Mostly your implementation does not take care of mean_pooling

def mean_pooling(model_output, attention_mask):
    token_embeddings = model_output[0] #First element of model_output contains all token embeddings
    input_mask_expanded = attention_mask.unsqueeze(-1).expand(token_embeddings.size()).float()
    return torch.sum(token_embeddings * input_mask_expanded, 1) / torch.clamp(input_mask_expanded.sum(1), min=1e-9)

See: https://huggingface.co/sentence-transformers/all-MiniLM-L6-v2

This is something that I didnt face in qdrants python fast embed implementation

Anush008 commented 4 months ago

Yes. FastEmbed does this separately for this model. https://github.com/qdrant/fastembed/blob/9387ca320507737306ba6ec663398813158f8e29/fastembed/text/mini_lm_embedding.py#L50-L54

It's not updated here.

0110G commented 4 months ago

Would you be able to add this support. It will be really helpful. Noticed this issue in rust implementation as well

Anush008 commented 4 months ago

I work on these projects on the weekends. So then most probably.

0110G commented 4 months ago

The output this lib returns doesn't even match torch model output before mean pooling 😅

Anush008 commented 4 months ago

Now that's unexpected.

0110G commented 4 months ago

Will you be able to fix this?

Anush008 commented 4 months ago

I can take a look during the weekends.

0110G commented 4 months ago

Any updates

Anush008 commented 4 months ago

I was at work and couldn't get to this. If you're willing, I want you to know that contributions are welcome.

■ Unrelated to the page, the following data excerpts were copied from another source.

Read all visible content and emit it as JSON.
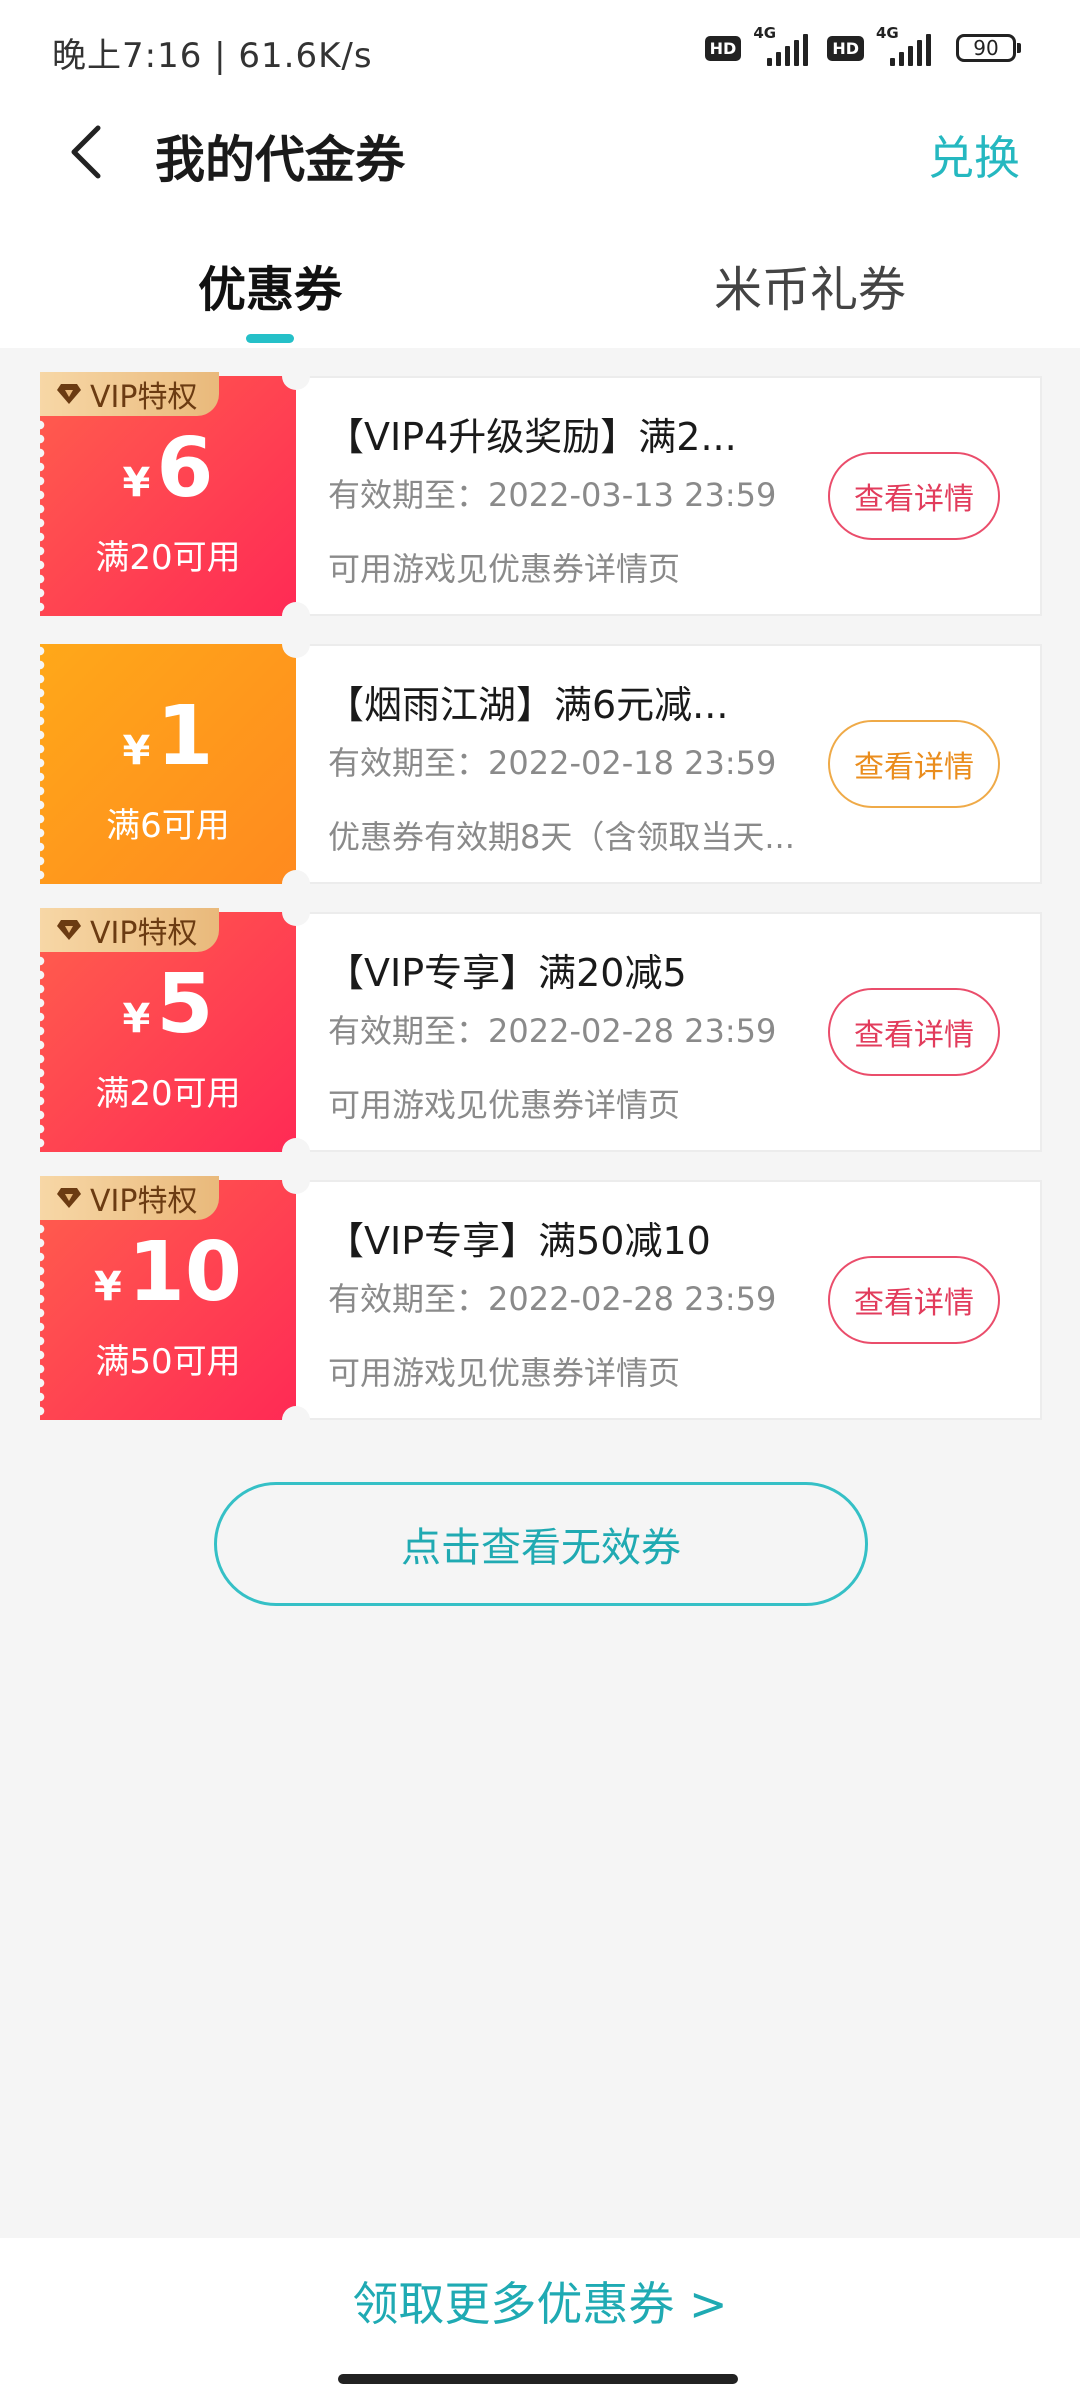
{
  "status_bar": {
    "time_speed": "晚上7:16 | 61.6K/s",
    "hd1": "HD",
    "net1": "4G",
    "hd2": "HD",
    "net2": "4G",
    "battery": "90"
  },
  "header": {
    "title": "我的代金券",
    "exchange": "兑换"
  },
  "tabs": [
    {
      "label": "优惠券",
      "active": true
    },
    {
      "label": "米币礼券",
      "active": false
    }
  ],
  "coupons": [
    {
      "vip_tag": "VIP特权",
      "currency": "¥",
      "amount": "6",
      "condition": "满20可用",
      "color": "red",
      "title": "【VIP4升级奖励】满2...",
      "validity": "有效期至：2022-03-13 23:59",
      "description": "可用游戏见优惠券详情页",
      "button": "查看详情"
    },
    {
      "vip_tag": "",
      "currency": "¥",
      "amount": "1",
      "condition": "满6可用",
      "color": "orange",
      "title": "【烟雨江湖】满6元减...",
      "validity": "有效期至：2022-02-18 23:59",
      "description": "优惠券有效期8天（含领取当天...",
      "button": "查看详情"
    },
    {
      "vip_tag": "VIP特权",
      "currency": "¥",
      "amount": "5",
      "condition": "满20可用",
      "color": "red",
      "title": "【VIP专享】满20减5",
      "validity": "有效期至：2022-02-28 23:59",
      "description": "可用游戏见优惠券详情页",
      "button": "查看详情"
    },
    {
      "vip_tag": "VIP特权",
      "currency": "¥",
      "amount": "10",
      "condition": "满50可用",
      "color": "red",
      "title": "【VIP专享】满50减10",
      "validity": "有效期至：2022-02-28 23:59",
      "description": "可用游戏见优惠券详情页",
      "button": "查看详情"
    }
  ],
  "invalid_button": "点击查看无效券",
  "footer": {
    "more_link": "领取更多优惠券 >"
  },
  "colors": {
    "accent": "#25b8c0",
    "coupon_red_start": "#ff5e4d",
    "coupon_red_end": "#ff2a55",
    "coupon_orange_start": "#ffa819",
    "coupon_orange_end": "#ff8a1f",
    "vip_gold": "#e9b97b"
  },
  "icons": {
    "back": "chevron-left-icon",
    "vip": "diamond-icon",
    "signal": "signal-icon",
    "battery": "battery-icon"
  }
}
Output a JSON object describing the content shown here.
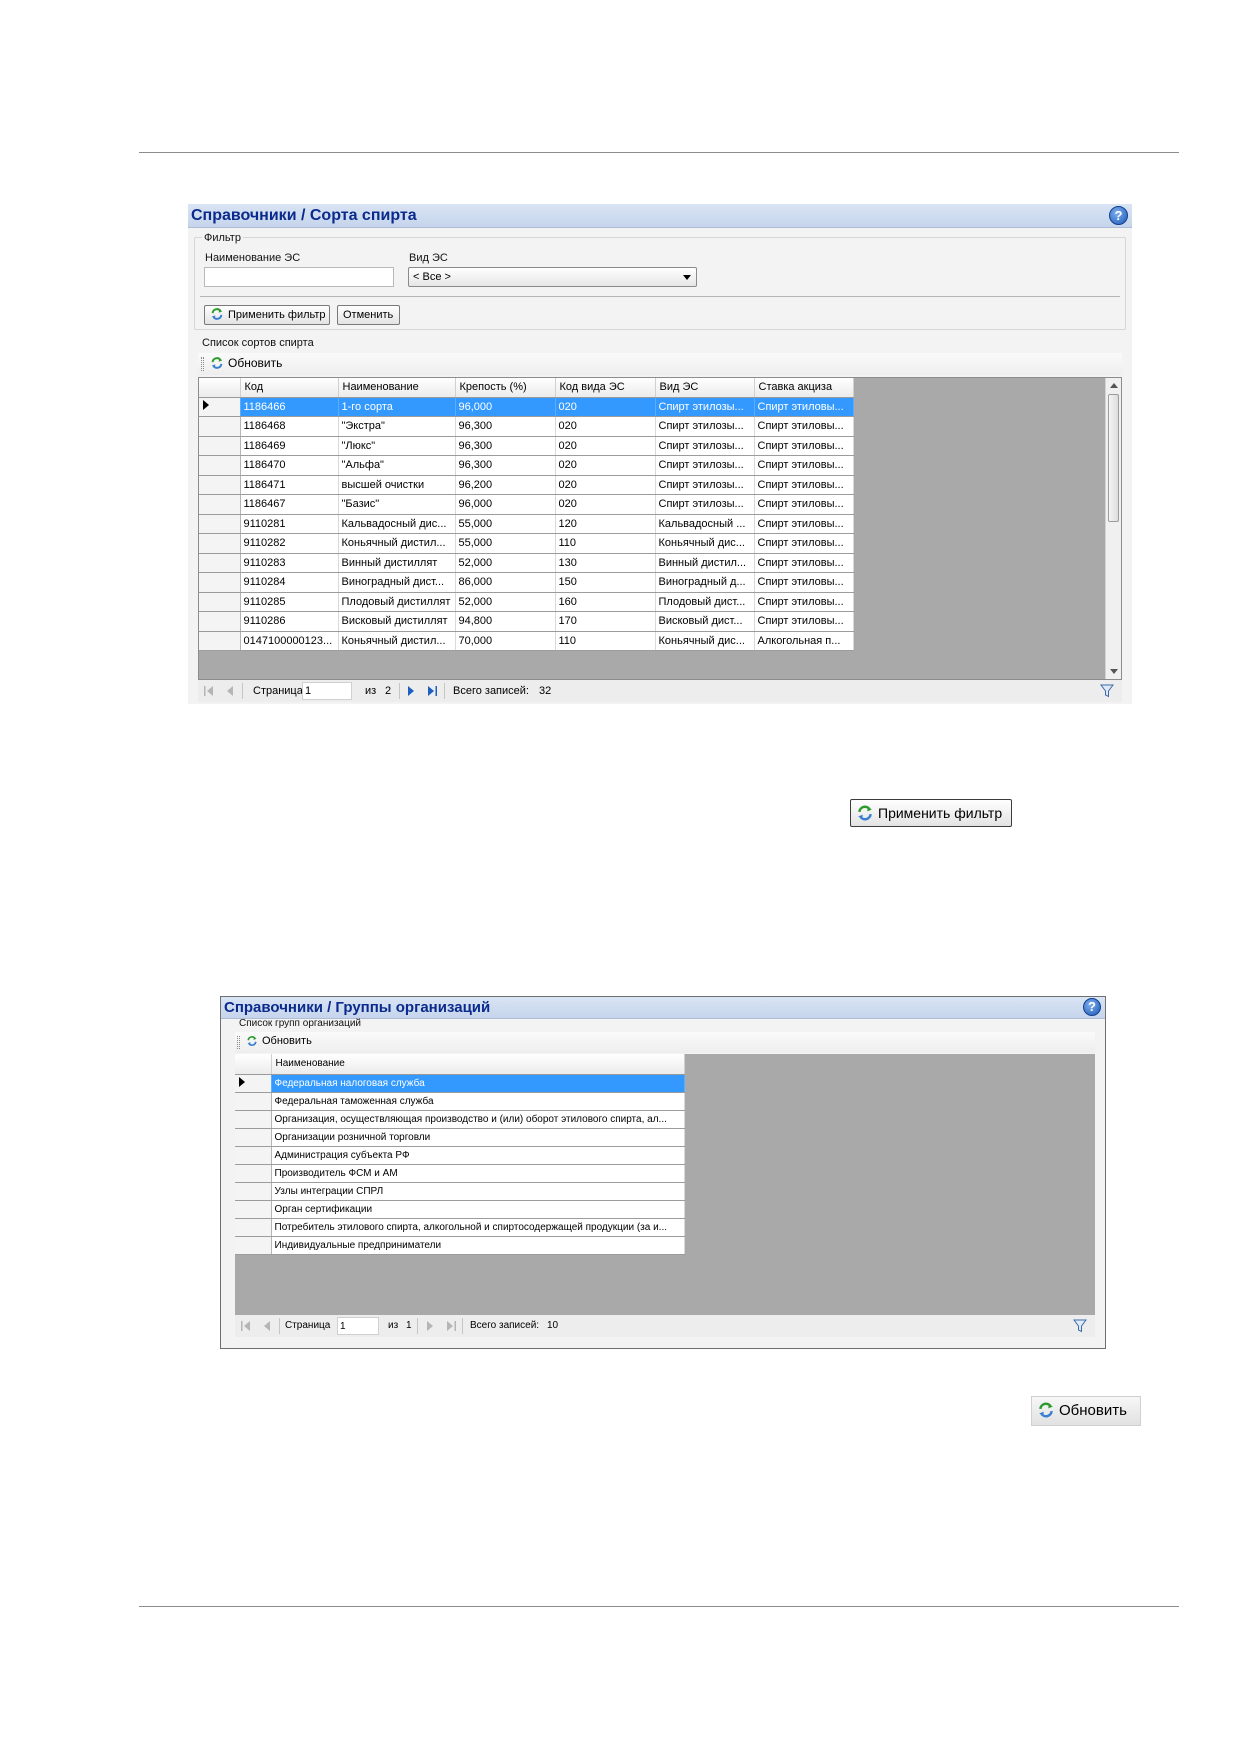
{
  "w1": {
    "title": "Справочники / Сорта спирта",
    "filter": {
      "legend": "Фильтр",
      "name_label": "Наименование ЭС",
      "name_value": "",
      "type_label": "Вид ЭС",
      "type_value": "< Все >",
      "apply_label": "Применить фильтр",
      "cancel_label": "Отменить"
    },
    "list_label": "Список сортов спирта",
    "refresh_label": "Обновить",
    "columns": [
      "Код",
      "Наименование",
      "Крепость (%)",
      "Код вида ЭС",
      "Вид ЭС",
      "Ставка акциза"
    ],
    "rows": [
      [
        "1186466",
        "1-го сорта",
        "96,000",
        "020",
        "Спирт этилозы...",
        "Спирт этиловы..."
      ],
      [
        "1186468",
        "\"Экстра\"",
        "96,300",
        "020",
        "Спирт этилозы...",
        "Спирт этиловы..."
      ],
      [
        "1186469",
        "\"Люкс\"",
        "96,300",
        "020",
        "Спирт этилозы...",
        "Спирт этиловы..."
      ],
      [
        "1186470",
        "\"Альфа\"",
        "96,300",
        "020",
        "Спирт этилозы...",
        "Спирт этиловы..."
      ],
      [
        "1186471",
        "высшей очистки",
        "96,200",
        "020",
        "Спирт этилозы...",
        "Спирт этиловы..."
      ],
      [
        "1186467",
        "\"Базис\"",
        "96,000",
        "020",
        "Спирт этилозы...",
        "Спирт этиловы..."
      ],
      [
        "9110281",
        "Кальвадосный дис...",
        "55,000",
        "120",
        "Кальвадосный ...",
        "Спирт этиловы..."
      ],
      [
        "9110282",
        "Коньячный дистил...",
        "55,000",
        "110",
        "Коньячный дис...",
        "Спирт этиловы..."
      ],
      [
        "9110283",
        "Винный дистиллят",
        "52,000",
        "130",
        "Винный дистил...",
        "Спирт этиловы..."
      ],
      [
        "9110284",
        "Виноградный дист...",
        "86,000",
        "150",
        "Виноградный д...",
        "Спирт этиловы..."
      ],
      [
        "9110285",
        "Плодовый дистиллят",
        "52,000",
        "160",
        "Плодовый дист...",
        "Спирт этиловы..."
      ],
      [
        "9110286",
        "Висковый дистиллят",
        "94,800",
        "170",
        "Висковый дист...",
        "Спирт этиловы..."
      ],
      [
        "0147100000123...",
        "Коньячный дистил...",
        "70,000",
        "110",
        "Коньячный дис...",
        "Алкогольная п..."
      ]
    ],
    "pager": {
      "page_label": "Страница",
      "page": "1",
      "of_label": "из",
      "pages": "2",
      "total_label": "Всего записей:",
      "total": "32"
    }
  },
  "standalone_apply_label": "Применить фильтр",
  "w2": {
    "title": "Справочники / Группы организаций",
    "list_label": "Список групп организаций",
    "refresh_label": "Обновить",
    "column": "Наименование",
    "rows": [
      "Федеральная налоговая служба",
      "Федеральная таможенная служба",
      "Организация, осуществляющая производство и (или) оборот этилового спирта, ал...",
      "Организации розничной торговли",
      "Администрация субъекта РФ",
      "Производитель ФСМ и АМ",
      "Узлы интеграции СПРЛ",
      "Орган сертификации",
      "Потребитель этилового спирта, алкогольной и спиртосодержащей продукции (за и...",
      "Индивидуальные предприниматели"
    ],
    "pager": {
      "page_label": "Страница",
      "page": "1",
      "of_label": "из",
      "pages": "1",
      "total_label": "Всего записей:",
      "total": "10"
    }
  },
  "standalone_refresh_label": "Обновить",
  "icons": {
    "help": "help-icon",
    "refresh": "refresh-icon",
    "filter": "funnel-icon"
  },
  "colors": {
    "title_text": "#0a2a8c",
    "selection": "#3399ff",
    "grid_empty": "#a9a9a9"
  }
}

Anush008 commented 2 months ago

The values are consistent for BGESmallEN v1.5 when compared with ST with normalization. For All-MiniLM-L6, will need to implement mean pooling. Similarly for the other models https://github.com/Anush008/fastembed-rs/blob/18cad72f25f3f88e62499c6318c2a90fbee661ae/src/models/text_embedding.rs#L295-L331

Anush008 commented 2 months ago

I will add this as a task to implement post-processing when possible.